I tried my best to appreciate everything that the Wye House Plantation has to offer in the short amount of time I was given to do so. The perspective that I created moving through this space was fluid. The first impression was the beauty of the open spaces, trees and river. The second impression after reading Fredrick Douglass was that this space represented horrific deeds of the American past. And finally bringing the space to the present for archaeologists, this space does not accommodate our agenda to find African American culture.

I am always fascinated with being outdoors, especially when I have the honor of being immersed in the profound beauty of the space that is the Wye plantation. When I first came here, what I noticed and appreciated immediately was that it felt as though oxygen is widely available from the big beautiful trees. The trees are not invasive because there are wide-open spaces for one to embrace the vastness of the world. The scene is completed with the serene and calming river.

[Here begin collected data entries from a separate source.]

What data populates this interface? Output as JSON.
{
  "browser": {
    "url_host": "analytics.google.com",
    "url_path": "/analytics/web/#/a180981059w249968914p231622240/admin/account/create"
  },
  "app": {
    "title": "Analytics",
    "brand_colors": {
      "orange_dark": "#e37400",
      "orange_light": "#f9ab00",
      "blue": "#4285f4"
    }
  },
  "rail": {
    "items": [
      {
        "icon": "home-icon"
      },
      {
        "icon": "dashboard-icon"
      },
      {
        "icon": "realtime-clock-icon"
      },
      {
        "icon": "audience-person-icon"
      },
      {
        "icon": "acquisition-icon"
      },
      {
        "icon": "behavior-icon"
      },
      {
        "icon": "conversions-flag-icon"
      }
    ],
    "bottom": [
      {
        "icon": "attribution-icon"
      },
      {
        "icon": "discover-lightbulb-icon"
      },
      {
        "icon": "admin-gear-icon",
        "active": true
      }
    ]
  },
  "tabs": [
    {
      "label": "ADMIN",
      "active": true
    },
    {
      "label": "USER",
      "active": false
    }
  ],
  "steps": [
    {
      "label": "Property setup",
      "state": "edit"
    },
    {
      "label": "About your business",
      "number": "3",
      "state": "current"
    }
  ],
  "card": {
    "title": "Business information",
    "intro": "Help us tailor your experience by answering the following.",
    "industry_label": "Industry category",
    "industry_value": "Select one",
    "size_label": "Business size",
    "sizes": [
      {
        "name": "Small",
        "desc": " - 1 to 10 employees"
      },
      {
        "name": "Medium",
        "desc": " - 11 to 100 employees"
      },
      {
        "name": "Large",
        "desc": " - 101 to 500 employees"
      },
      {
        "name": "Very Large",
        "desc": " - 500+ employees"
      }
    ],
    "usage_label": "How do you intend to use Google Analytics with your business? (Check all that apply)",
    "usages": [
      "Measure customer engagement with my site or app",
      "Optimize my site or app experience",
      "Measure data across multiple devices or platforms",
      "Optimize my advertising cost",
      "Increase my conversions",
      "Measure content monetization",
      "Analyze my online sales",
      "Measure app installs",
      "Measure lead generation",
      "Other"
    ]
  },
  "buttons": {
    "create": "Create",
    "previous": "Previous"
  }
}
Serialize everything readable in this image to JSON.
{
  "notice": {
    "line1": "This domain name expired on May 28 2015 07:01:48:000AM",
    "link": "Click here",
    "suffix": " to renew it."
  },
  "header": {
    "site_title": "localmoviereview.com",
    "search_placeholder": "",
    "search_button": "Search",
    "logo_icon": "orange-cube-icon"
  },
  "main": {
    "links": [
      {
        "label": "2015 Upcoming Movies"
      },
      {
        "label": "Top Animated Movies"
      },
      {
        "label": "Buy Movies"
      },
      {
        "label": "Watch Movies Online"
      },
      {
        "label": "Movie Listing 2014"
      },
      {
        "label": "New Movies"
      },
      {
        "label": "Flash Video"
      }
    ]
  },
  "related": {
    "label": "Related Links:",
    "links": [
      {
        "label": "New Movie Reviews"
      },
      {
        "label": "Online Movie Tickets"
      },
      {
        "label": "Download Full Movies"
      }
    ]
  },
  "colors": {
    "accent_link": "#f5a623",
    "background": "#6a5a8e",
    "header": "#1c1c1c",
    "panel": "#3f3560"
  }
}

Rhino beetle interrupting excavations

Rhino beetle interrupting excavations. Source: Katie Hutchinson

This perspective slightly changed after becoming more familiar with the less romanticized environment. Since we are on the long green, it is not the main point of interests that would be shown to other guests to represent the grandiosity of the plantation. And although this area is controlled, nature still reminds us that it does not accommodate to the culture of archaeologists. Our lunch has been accompanied by the graceful presence of a 3-4 foot long black snake, we have been nearly eaten alive by Jumanji sized mosquitos, and other creatures have accompanied us on our digs, like lizards and this rhino beetle. Our 5X5 test units usually have large roots running through them along with large plump earthworms, cicadas, and other ground life. Rain has interrupted our digs on more than three occasions.

Again my appreciation for the plantation changed after reading Narrative of the life of Fredrick Douglass, where I learned about the horrors of what happened on this plantation within the life span of our nation. The beauty of the place was still there, but it had been corrupted in my mind by slavery. The same river that I thought was so beautiful was also where a slave was shot in the head for refusing to receive his whipping. The conditions, which the slaves lived, as described by Fredrick Douglass were with brutality and atrocious violence. The beatings were a hovering and real threat for the slaves that lived on the long green. This created a new perspective of the landscape, and my appreciation for the beauty was also met with a deeply sunken heart. How could this space have been used in such a cruel way and how is it that it can easily be forgotten? Most importantly, there is a change in how I viewed the land after having been reminded of the realities of slavery.

In order to find out more about the culture of these very slaves, we have to use the scientific method to carefully and methodologically destroy what ever I inside of our 5X5 test unit. Archaeologists relationship with landscape is very interesting because the environment does not agree with our agenda as archaeologists. The worms and ground animals are not meant to be troweled through, unearthed and pressed through a metal screen, and the life line roots of the tree that provides us shade is not meant to be severed. Archaeologists have a particular weather condition that they need in order to do good excavation and that is no rain. Archaeologists do not like to have their units flooded. It is not ideal for us to trowel through muddy dirt that slightly compromises our ability to track the color and texture of different layers. It also compromises the integrity of our perfectly straight cut walls. Archaeologists have a particular way they move through the space of the Wye Plantation.

This last realization might sound mundane until the implications are examined. Archaeologists have a culture and an agenda. Our purpose is to find out more about the past in the most efficient ways by leaving minimal footprints on the environment and attempting to recognize our biases while doing so. This is an ambitious purpose, which is often met with resistance from the environment. If anybody thinks that archaeology is only about the material culture one finds in the ground, they would be missing a key part of identifying the past in the present; they would be missing changing and fluid impressions and perspective.